Il reste qu’il appartient maintenant à la justice d’instruire, ce qui veut dire établir les faits et les caractériser, donc bien entendu instruire à charge et à décharge et notamment donner au sujet le droit de s’exprimer et de faire valoir sa défense.

Nous sommes donc partis pour un long feuilleton, que les échéances électorales ne vont pas simplifier, et qui sera d’autant plus complexe qu’à l’ancienne ministre vont venir s’ajouter l’actuel ministre de la santé M. Véran et l’ancien premier ministre M. Philippe, deux poissons d’un autre calibre et largement plus remuants, dont la défense risque d’être infiniment plus politique donc agressive que larmoyante.

Laissons donc évoluer cette procédure, et selon la formule éculée en vogue chez les politicards à propos de la mise en examen de leurs collègues (ou de la leur propre) : « que la justice fasse son travail ».

Cela dit, nos questionnements, nos revendications, nos espoirs donc, en ces temps devenus judiciaires, sont tout autres car l’audition de Mme Buzyn fut l’occasion de soupeser le poids du secret très tôt organisé par l’Etat, dans une gestion du Covid-19 par ce seul fait plus que suspecte.

1. En premier lieu et ce n’est plus un secret (en voilà au moins un de purgé !) la justice se retrouve directement confrontée au choix par le Président de la République de gérer la crise du Covid via le fameux « Conseil de Défense Sanitaire » modelé pour l’occasion.

Non seulement cette procédure, à nos yeux parfaitement contraire à l’esprit des textes (sinon même à leur lettre), a été volontairement mise en place pour (en une matière qui ne le réclamait nullement) court-circuiter le Conseil des Ministres et renforcer arbitrairement les pouvoirs déjà extravagants de l’homme seul.

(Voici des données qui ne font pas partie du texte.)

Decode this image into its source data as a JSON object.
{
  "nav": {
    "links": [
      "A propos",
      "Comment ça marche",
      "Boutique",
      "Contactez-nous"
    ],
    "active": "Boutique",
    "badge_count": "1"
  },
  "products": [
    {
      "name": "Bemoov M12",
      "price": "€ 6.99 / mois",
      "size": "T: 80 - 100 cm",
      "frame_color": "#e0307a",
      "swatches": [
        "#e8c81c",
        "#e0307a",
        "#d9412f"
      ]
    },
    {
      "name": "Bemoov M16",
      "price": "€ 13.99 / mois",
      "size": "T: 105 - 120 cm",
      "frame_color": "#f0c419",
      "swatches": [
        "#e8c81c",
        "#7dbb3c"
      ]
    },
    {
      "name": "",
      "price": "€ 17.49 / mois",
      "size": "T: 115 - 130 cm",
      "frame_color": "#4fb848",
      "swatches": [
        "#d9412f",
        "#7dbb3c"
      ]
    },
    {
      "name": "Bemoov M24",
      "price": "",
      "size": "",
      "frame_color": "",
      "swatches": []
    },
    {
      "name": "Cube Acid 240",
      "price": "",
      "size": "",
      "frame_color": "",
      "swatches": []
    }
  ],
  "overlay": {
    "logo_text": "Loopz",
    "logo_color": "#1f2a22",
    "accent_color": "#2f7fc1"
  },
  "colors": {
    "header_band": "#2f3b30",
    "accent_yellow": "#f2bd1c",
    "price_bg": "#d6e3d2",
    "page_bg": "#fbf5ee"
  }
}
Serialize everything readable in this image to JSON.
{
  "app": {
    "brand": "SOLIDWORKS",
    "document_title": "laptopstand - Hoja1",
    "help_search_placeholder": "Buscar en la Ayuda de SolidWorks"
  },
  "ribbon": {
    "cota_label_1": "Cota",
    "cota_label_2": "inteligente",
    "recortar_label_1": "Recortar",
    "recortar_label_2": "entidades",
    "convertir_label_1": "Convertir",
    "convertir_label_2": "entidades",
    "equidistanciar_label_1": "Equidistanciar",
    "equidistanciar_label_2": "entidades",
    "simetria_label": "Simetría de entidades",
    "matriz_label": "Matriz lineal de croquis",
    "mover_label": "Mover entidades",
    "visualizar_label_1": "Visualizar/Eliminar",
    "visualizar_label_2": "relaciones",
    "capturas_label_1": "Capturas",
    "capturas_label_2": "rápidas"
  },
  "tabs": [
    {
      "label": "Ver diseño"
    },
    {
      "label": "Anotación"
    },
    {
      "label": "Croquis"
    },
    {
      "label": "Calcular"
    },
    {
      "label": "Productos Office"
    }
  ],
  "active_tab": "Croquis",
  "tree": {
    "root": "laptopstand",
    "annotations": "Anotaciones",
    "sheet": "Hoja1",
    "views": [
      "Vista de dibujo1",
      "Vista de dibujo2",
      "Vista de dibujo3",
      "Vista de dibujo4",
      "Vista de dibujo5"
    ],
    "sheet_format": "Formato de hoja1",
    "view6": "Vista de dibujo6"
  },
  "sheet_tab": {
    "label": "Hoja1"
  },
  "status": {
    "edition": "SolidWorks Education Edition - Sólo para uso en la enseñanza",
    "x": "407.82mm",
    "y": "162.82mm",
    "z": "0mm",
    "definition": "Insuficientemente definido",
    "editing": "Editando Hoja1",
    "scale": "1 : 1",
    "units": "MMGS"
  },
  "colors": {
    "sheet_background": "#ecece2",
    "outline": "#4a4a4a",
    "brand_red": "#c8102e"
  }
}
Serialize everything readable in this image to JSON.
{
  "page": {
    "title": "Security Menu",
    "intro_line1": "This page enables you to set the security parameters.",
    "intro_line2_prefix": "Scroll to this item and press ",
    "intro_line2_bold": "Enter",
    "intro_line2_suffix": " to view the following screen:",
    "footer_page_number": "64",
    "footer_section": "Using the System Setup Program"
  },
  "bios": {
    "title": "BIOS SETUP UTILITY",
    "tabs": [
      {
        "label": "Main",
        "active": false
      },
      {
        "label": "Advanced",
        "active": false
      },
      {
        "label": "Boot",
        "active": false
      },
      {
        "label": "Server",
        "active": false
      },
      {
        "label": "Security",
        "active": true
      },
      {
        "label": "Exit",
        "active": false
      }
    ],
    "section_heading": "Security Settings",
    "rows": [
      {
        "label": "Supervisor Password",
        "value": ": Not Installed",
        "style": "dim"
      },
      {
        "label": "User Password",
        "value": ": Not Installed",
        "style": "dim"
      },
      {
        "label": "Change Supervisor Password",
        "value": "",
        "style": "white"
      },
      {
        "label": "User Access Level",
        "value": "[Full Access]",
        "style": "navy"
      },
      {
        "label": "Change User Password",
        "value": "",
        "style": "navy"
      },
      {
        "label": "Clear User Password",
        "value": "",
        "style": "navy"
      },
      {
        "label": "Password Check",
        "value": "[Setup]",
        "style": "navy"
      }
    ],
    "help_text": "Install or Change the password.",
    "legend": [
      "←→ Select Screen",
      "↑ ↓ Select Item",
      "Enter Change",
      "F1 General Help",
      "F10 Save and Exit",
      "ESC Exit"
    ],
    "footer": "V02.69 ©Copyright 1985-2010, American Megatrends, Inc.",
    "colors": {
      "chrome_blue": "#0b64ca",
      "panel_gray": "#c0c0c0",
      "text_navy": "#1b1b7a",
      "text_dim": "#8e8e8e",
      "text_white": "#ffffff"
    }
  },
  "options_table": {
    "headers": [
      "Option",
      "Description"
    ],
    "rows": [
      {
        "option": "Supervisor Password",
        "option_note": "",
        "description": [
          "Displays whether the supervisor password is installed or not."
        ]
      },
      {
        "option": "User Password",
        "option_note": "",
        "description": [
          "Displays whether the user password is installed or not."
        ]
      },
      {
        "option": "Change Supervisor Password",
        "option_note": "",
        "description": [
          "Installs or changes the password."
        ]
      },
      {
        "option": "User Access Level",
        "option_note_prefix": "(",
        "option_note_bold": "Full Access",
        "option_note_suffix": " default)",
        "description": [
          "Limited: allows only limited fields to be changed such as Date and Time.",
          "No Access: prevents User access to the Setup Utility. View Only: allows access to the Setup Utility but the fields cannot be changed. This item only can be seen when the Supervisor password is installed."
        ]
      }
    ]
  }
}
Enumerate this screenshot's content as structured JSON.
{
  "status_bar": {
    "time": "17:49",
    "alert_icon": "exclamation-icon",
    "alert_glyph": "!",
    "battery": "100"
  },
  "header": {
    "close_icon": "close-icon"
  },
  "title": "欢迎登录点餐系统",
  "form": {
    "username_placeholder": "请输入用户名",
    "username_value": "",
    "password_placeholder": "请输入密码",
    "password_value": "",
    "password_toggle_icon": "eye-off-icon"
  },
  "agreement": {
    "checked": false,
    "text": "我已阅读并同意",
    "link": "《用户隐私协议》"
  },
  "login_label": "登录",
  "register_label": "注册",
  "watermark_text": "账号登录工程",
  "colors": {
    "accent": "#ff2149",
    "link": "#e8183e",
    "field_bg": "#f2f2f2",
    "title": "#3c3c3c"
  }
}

Mais bien davantage, ce Conseil tient tellement plus largement du « secret défense » que du « conseil sanitaire », que ses décisions sont classifiées et exigent donc à chaque besoin de document, que la justice sollicite la levée du secret auprès de la commission du secret de la défense nationale !

Gérer une épidémie par le secret, et en dissimuler ainsi les agissements, contre les institutions judiciaires de la République, au motif donc que la vérité pourrait « constituer une cible majeure ……. pour des individus cherchant à déstabiliser l’Etat …. » laisse incrédule ! https://www.defense.gouv.fr/sga/le-sga-en-action/droit-et-defense/secret-defense/secret-defense

Quels sont donc les secrets par essence inavouables dont la révélation « déstabiliserait l’État » ?

Et qui a conseillé le chef de l’Etat au moment de prendre froidement il y a 18 mois la décision de dissimuler d’avance la gestion de l’épidémie ?

2. Mais il y a plus encore : on sait que plusieurs parmi les conseillers « santé » de l’Élysée ont été entendus.  Or il appert que deux au moins de ces salariés de l’État ont refusé de répondre à nombre de questions, invoquant de ce chef l’immunité présidentielle.

Comme ces subordonnés ne peuvent avoir pris d’eux-mêmes l’initiative d’invoquer l’immunité qui bénéficie au président (et à lui seul), voilà qui signifie que ces salariés sont allés prendre leurs instructions en haut lieu et en sont ressortis avec la consigne de refuser de répondre et d’alléguer pour ce faire une prétendue immunité en quelque sorte étendue au petit personnel !

Evidemment cette pratique totalement illégale n’a pas le moindre fondement, mais que l’Élysée tente de couvrir de l’immunité de son chef, les actes et témoignages de collaborateurs en dit long sur l’hégémonie grandissante du pouvoir exécutif qui ferait donc ainsi du palais présidentiel une forteresse inexpugnable, hors d’atteinte de tout contrôle !

Même Louis XIV, dont les convictions démocratiques balbutiantes n’ont pas laissé de souvenirs impérissables, précisait : « C’est parce que je peux tout que je ne peux pas tout me permettre ».